Unsaid are weaknesses that could be traced to its mall locations around the U.S.
— Jason Clampet
Cheesecake Factory Inc.’s status as a bright spot in the gloomy casual-dining industry is beginning to fade.
Shares of the restaurant chain slumped as much as 11 percent to $52.06 in New York after it cut its forecast for earnings and margins. That marked the biggest intraday decline in more than two years.
The outlook cast doubt on Cheesecake Factory’s ability to endure a broader slump in the restaurant industry. The company blamed weakness at its U.S. restaurants in the East and Midwest, saying bad weather reduced patio usage — a big draw for the chain. That offset positive comparable sales in California, Texas and Florida.
“We have seen heightened volatility in week-to-week sales trends, indicative of uncertainty on the part of many consumers,” Chief Executive Officer David Overton said in the statement.
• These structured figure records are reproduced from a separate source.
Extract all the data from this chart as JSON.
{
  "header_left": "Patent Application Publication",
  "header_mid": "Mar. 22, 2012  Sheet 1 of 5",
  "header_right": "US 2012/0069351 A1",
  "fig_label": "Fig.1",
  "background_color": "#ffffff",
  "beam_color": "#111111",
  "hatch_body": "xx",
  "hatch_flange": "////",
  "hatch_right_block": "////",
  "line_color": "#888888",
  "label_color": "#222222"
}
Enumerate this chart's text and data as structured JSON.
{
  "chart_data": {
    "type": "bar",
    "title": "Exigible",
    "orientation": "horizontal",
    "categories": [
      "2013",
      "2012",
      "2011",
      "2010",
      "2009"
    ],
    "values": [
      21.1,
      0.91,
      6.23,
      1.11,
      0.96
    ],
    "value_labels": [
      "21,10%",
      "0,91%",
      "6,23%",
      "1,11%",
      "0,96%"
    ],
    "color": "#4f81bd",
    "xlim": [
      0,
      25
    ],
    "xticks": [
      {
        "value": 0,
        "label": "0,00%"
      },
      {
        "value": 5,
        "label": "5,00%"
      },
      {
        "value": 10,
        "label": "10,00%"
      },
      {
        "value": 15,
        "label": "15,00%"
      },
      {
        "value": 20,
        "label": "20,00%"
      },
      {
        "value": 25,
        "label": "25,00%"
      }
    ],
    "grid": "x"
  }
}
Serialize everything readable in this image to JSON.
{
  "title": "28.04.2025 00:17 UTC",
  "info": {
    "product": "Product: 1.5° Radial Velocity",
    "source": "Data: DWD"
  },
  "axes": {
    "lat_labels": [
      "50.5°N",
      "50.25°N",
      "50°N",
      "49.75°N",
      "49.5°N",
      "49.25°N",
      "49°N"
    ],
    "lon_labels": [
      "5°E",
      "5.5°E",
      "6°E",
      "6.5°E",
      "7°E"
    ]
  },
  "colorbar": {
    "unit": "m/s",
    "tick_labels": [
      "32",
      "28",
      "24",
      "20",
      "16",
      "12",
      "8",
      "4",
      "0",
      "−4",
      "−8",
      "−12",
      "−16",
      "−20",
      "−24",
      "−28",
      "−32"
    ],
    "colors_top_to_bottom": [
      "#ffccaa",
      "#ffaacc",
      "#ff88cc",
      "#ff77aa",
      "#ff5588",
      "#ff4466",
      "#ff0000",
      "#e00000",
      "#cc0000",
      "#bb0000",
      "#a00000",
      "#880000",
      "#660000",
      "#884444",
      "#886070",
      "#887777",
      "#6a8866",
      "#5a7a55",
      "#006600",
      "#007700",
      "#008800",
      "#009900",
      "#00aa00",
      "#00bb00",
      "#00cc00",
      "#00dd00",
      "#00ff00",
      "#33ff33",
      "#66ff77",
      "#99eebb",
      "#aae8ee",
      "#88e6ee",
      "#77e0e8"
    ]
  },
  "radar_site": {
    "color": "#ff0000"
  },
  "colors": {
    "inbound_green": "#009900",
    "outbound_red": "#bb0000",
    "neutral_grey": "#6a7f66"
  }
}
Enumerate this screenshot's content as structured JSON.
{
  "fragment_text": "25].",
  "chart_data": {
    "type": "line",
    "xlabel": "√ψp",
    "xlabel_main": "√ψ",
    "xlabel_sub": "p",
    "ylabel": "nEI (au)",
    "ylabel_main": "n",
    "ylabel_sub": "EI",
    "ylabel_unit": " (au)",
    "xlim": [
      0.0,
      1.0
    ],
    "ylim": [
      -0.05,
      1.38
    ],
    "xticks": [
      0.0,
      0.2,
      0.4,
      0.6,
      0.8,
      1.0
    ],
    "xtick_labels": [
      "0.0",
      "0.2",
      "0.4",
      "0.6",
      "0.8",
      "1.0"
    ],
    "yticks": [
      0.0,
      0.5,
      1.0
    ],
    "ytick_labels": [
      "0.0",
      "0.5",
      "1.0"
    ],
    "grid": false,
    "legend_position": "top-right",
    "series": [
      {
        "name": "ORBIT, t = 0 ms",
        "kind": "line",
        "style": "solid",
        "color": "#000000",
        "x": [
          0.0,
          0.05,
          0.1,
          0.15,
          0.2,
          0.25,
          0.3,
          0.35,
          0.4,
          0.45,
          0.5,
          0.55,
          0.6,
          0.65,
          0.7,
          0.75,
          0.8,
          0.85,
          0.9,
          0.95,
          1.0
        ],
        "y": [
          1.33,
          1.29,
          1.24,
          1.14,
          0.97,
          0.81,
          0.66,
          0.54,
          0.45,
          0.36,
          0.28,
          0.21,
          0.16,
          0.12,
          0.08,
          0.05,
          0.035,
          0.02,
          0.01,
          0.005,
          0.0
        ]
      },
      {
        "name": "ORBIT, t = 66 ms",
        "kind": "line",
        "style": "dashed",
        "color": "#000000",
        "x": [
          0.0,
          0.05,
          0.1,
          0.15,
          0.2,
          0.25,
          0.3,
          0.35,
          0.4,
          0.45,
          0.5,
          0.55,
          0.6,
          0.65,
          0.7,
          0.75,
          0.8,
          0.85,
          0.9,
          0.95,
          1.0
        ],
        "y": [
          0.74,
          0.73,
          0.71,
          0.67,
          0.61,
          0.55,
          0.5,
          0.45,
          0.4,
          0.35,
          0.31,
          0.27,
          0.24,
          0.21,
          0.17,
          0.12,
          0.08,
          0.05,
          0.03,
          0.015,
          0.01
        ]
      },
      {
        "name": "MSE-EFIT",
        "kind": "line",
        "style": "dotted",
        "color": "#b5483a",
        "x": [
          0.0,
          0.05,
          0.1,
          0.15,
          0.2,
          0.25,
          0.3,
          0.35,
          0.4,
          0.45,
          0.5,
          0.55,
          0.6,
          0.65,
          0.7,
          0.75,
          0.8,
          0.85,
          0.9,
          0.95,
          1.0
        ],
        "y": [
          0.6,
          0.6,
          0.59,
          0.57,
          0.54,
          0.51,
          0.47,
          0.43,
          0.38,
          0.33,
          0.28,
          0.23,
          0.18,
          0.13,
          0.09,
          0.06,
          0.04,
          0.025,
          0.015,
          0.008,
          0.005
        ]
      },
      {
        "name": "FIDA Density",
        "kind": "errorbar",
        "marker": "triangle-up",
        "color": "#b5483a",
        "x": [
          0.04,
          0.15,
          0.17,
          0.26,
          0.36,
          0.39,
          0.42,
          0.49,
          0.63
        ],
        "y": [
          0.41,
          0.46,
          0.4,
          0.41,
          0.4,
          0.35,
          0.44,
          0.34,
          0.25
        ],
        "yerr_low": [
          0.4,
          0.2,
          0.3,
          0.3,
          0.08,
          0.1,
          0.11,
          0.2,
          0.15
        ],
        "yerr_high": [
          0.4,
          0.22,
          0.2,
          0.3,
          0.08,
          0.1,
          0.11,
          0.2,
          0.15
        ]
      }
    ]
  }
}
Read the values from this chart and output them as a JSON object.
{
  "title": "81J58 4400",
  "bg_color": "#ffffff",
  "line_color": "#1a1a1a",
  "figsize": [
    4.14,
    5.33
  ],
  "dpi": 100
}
Same-store sales will decline about 1 percent in the current quarter, the Calabasas Hills, California-based company said. It had previously forecast an increase of as much as 2 percent.
Despite the slowdown, the company still sees the potential for 300 U.S. locations, executives said during an investor conference on Tuesday. The company also is expanding its Rock Sugar Pan Asian Kitchen concept and looking for a site for its first fast-casual restaurant.
Cheesecake Factory shares had gained 17 percent in the past year through Monday’s close.